"If you try to follow a narrative someone else has written for you, you just end up losing the plot entirely."NICK ILOTT

Can you tell me about your TV appearance?

I took part in BBC One’s The Big Painting Challenge, a sort of Bake Off for amateur artists which was broadcast back in April. It was amazing but I don’t think I’d do it again. Always having a camera crew in front of you, being told to resolve a painting in under three hours, and being subject to constant criticism without tuition does not necessarily make for good art. That said, I am really proud of a pastel drawing of a Flamenco dance that I did from memory.

Did the constant pressure help you to develop as an artist?

TV cameras make surprisingly good mirrors and even if I didn’t learn how to put things into perspective on the canvas, I certainly learnt to how to do so in my own head. I also learnt how to stand up for myself – if you try to follow a narrative someone else has written for you, you just end up losing the plot entirely.
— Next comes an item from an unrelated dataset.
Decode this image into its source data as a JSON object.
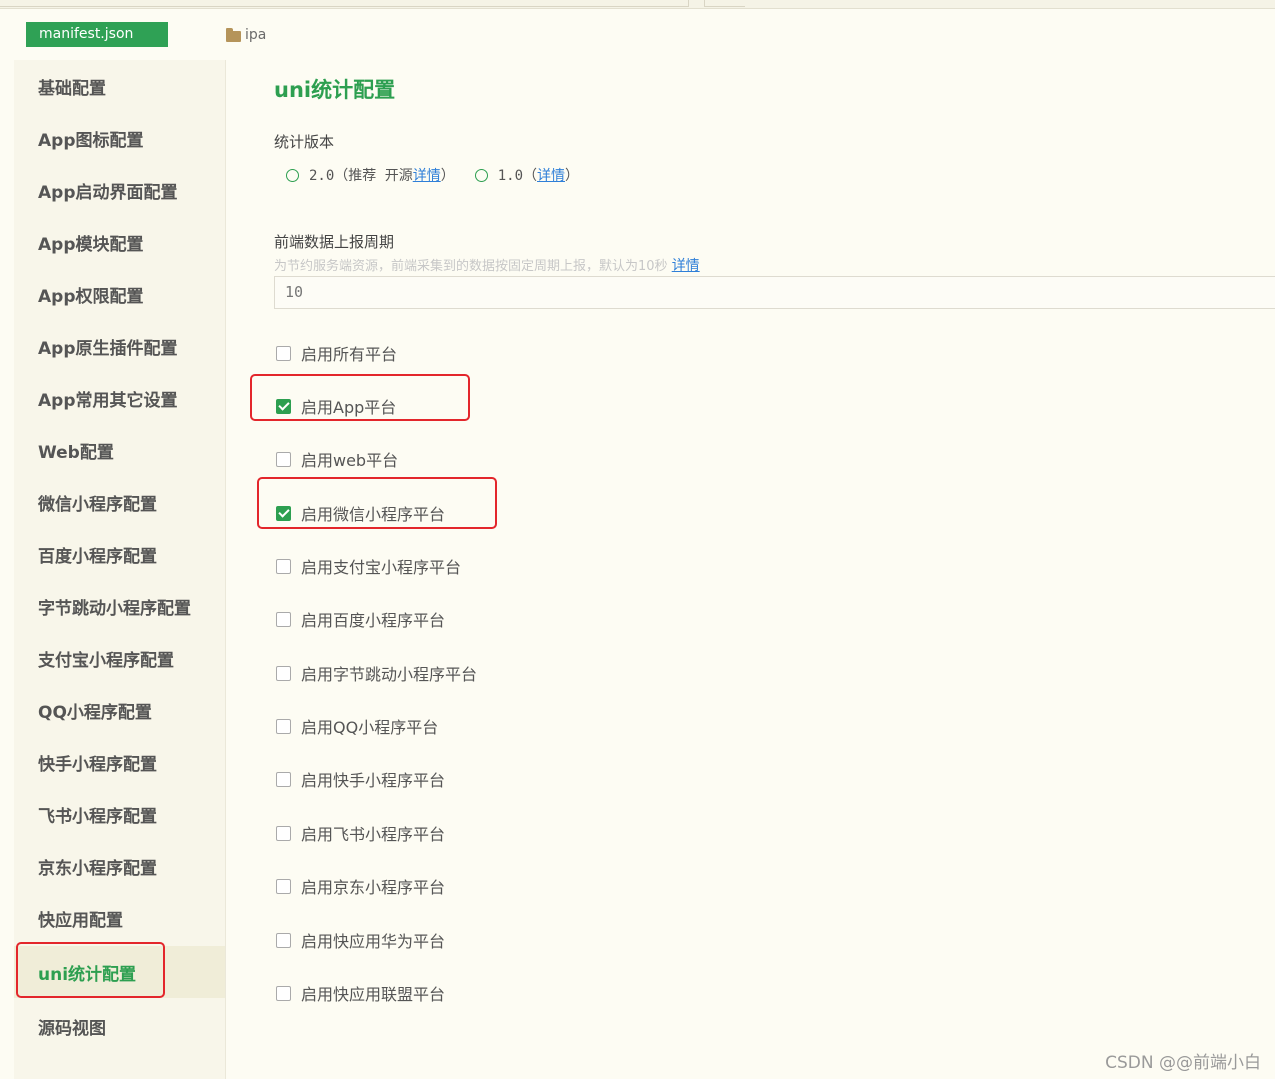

What were you doing on your year abroad? Were you more creative away from the constraints of Cambridge?

I’m ashamed to admit that, though I spent some time in galleries and on painting courses while studying in Paris and Verona, I spent a great deal more in pizzerias and cheese shops, losing euros and gaining quite a few pounds. I stopped myself over-indulging by going on a “still-life diet”; painting the food I bought stopped me snacking on it because otherwise I’d be left with nothing but a canvas full of crumbs!

Nick Ilott

How will being back in Cambridge affect your creativity?

Cambridge is a strange place where it’s possible to feel at your most exhausted, stressed and creative at the same time. The city and my college are undeniably beautiful but, as a portrait painter, I’m most grateful to Cambridge for its sheer quantity of quirky characters. I’ve even stopped bemused strangers on the street to ask them to sit for me. It’s also nice to be able to bring art history into my essays which I’ve done, it has to be said, with varying degrees of success. I once wrote an essay comparing 17th century French theatre to a painting of a cabbage.

How do your translation skills inform your approach to translating ideas into art?

Painting or drawing with only a photo for reference is a bit like putting great literature into Google Translate: each part might be translated accurately but the feeling and mood are lost and you lose the relationship with what is in front of you. But drawing from life seems to have the power not only to capture but to liberate. In my first French translation class, I was told that reproducing the original is impossible so you might as well make it better. The same goes for art. It sounds impossible but that doesn’t matter; it’s the aspiration itself that’s exciting.

I really like your abstract seascape painting. Why did you choose abstract art for the final BBC challenge?

I still don’t know whether it was a protest, a white flag of surrender, or whether the turpentine fumes had finally got to me. After making it to the final of the show, we were taken to Dartmouth Royal Navy College which, as a 21-year-old languages student with a striking disinterest in boats, left me completely cold. My ‘artistic response’ was a single white rectangle on a grey background which I claimed in crazed sincerity encapsulated Britain’s sea-faring heritage. But weirdly, in an hour-long show which literally involved watching paint dry, it was something that people remembered, and was the first of my BBC paintings to sell. I’m still glad I took the risk, if only to have seen the judges so completely lost for words!

What are your plans for the future?

I’m doing some talks and demonstrations throughout the year and am hoping to exhibit my work next summer, but for the moment I’m just doing the odd painting and running a life drawing society at my college, Clare. I’m also saving up to rent a studio so that I have somewhere to make a proper creative mess!